I swallow hard. “So you were both forced to?—”

“Don’t make me say it out loud, mate,” Kaiden says with a pained grimace. “Just don’t.”

I look at Odi, she’s visibly shaking, and it dawns on me.

“You didn’t know it was Axel and Kaiden because you never saw their faces. You were in the box.”

She nods once, a violent involuntary response.

“Fuck.”

What should I say? How do I comfort these three fractured souls? How have Kaiden and Axel managed to live with the guilt? How can Odi stand to look at them, knowing… They had no choice. None of them had any choice.

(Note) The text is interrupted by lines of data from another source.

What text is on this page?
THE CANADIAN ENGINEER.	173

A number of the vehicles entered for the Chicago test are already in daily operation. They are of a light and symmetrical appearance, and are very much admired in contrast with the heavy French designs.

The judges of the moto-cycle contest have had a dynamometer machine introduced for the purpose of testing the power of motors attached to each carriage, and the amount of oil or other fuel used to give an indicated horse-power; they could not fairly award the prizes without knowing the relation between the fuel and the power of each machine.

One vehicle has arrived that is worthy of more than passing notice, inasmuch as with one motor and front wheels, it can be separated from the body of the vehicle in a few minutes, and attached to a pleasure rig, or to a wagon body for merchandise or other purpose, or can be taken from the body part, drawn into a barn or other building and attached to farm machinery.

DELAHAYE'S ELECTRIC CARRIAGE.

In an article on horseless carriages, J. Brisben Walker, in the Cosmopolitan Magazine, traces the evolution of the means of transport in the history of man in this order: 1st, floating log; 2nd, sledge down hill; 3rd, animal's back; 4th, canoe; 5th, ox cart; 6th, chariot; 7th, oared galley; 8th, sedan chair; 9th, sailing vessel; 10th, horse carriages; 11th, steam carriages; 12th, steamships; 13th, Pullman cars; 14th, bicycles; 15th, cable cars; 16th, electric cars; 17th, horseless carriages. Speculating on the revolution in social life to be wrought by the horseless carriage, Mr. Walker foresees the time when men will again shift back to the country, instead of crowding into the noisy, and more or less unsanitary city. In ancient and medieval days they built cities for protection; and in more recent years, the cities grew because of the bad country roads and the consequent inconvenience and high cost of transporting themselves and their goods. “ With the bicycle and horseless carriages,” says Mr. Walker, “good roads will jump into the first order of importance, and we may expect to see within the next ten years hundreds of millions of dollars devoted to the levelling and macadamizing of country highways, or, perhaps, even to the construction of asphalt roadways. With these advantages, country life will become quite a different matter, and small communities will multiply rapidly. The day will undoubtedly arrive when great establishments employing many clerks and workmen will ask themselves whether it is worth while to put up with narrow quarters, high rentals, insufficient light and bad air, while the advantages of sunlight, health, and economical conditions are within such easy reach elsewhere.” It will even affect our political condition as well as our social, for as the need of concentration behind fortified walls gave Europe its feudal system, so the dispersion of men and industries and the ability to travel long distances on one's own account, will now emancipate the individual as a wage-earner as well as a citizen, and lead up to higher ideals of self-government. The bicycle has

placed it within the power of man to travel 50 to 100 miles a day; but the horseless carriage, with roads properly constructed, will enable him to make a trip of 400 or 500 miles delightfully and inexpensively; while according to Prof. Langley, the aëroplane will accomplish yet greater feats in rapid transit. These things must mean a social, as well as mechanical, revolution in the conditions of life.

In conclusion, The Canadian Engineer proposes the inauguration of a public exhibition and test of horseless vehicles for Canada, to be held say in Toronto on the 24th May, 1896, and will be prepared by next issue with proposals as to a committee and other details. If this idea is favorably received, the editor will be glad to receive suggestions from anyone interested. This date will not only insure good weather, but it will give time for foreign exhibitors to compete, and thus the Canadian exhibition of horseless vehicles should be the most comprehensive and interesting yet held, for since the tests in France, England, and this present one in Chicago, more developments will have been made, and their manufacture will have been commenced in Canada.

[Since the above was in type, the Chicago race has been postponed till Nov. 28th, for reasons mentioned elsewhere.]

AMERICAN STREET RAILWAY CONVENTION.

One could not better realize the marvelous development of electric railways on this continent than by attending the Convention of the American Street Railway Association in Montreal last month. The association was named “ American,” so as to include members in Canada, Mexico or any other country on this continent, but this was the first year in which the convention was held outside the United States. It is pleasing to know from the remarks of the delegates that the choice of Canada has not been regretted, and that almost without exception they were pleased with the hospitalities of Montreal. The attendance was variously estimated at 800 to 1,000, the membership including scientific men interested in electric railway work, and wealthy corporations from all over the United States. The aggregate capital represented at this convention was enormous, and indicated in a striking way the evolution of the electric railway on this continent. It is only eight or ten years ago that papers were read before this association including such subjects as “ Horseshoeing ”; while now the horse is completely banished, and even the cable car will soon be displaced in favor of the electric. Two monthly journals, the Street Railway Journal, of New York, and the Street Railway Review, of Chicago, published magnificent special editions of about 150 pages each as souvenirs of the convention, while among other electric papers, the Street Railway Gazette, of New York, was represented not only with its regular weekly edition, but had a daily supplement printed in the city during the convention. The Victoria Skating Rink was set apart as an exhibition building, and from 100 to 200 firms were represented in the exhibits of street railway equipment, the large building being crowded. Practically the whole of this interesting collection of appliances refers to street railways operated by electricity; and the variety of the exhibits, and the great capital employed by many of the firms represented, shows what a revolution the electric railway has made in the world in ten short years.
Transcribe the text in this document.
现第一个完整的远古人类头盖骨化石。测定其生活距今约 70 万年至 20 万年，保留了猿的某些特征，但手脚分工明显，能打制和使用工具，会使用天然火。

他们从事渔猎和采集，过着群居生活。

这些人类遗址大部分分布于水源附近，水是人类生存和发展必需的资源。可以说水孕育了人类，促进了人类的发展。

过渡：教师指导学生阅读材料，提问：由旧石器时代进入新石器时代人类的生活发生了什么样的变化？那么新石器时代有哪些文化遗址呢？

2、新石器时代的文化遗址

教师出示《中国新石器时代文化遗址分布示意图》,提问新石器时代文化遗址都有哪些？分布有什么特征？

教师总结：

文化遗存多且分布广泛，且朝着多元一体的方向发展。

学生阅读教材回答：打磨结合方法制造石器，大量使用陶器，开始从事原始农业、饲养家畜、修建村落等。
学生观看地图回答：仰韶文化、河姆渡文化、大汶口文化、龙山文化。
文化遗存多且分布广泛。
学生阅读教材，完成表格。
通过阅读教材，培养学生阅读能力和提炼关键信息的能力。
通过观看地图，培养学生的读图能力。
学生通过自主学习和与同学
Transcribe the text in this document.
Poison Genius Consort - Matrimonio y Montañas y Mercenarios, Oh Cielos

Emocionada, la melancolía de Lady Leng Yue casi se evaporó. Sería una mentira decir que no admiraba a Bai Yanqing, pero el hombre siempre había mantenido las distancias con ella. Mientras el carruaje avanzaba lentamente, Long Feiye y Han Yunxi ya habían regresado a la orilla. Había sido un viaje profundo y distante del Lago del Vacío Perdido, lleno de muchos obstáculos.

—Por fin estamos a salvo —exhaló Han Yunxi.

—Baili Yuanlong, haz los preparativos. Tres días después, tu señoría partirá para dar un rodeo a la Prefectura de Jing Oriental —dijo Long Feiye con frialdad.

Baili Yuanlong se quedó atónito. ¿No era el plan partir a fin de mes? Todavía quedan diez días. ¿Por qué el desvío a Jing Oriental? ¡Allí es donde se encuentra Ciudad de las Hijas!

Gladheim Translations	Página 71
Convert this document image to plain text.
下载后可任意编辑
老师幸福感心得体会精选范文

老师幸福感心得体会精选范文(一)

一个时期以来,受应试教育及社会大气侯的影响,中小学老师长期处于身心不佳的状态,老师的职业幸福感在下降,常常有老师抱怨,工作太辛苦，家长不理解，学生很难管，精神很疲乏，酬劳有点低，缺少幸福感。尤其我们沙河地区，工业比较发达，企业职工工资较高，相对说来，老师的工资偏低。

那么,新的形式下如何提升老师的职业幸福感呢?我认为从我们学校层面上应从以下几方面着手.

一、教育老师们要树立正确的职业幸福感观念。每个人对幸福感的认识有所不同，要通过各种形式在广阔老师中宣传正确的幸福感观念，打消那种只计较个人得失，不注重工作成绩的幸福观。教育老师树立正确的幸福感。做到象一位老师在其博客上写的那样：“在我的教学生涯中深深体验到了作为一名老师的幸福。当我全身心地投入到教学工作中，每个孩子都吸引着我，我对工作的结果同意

“I don’t understand….” I mutter before realising I spoke out loud.

“What, Zie? What’s so hard to get your head around?” Kaiden snaps. I know he doesn’t mean it, it’s a defence mechanism he uses when he’s spiralling. Hurt people hurt people.

“Why I was spared.”

The statement is leaden and loaded, and the answering silence is deafening, and it means I’m not the only one thinking that.

I need to move this conversation on before we’re all lost to our melancholy thoughts.

“Odi,” I say carefully, one thing still niggling at me. “You said you reached out to us. I never got any form of communication from you. I thought you were mad at me for what I said and did when we were leaving, but I couldn’t understand why you wouldn’t give me the time of day to apologise or explain.”

“I was mad, but I’d never cut you from my life the way you guys did me.”

“But that’s what I’m trying to say,I didn’t.”

Odi looks at me, her eyes searching for the truth within my words, a mixture of hurt and confusion etched on her face. She takes a deep breath, her voice trembling slightly as she speaks, “You didn’t shut me out?”

“No, Odi,” I reply earnestly, my grip on her hand tightening. “I would never do that to you. I tried to reach out, to apologise and make things right between us. So many times.”

The room falls silent as the weight of our miscommunication hangs in the air.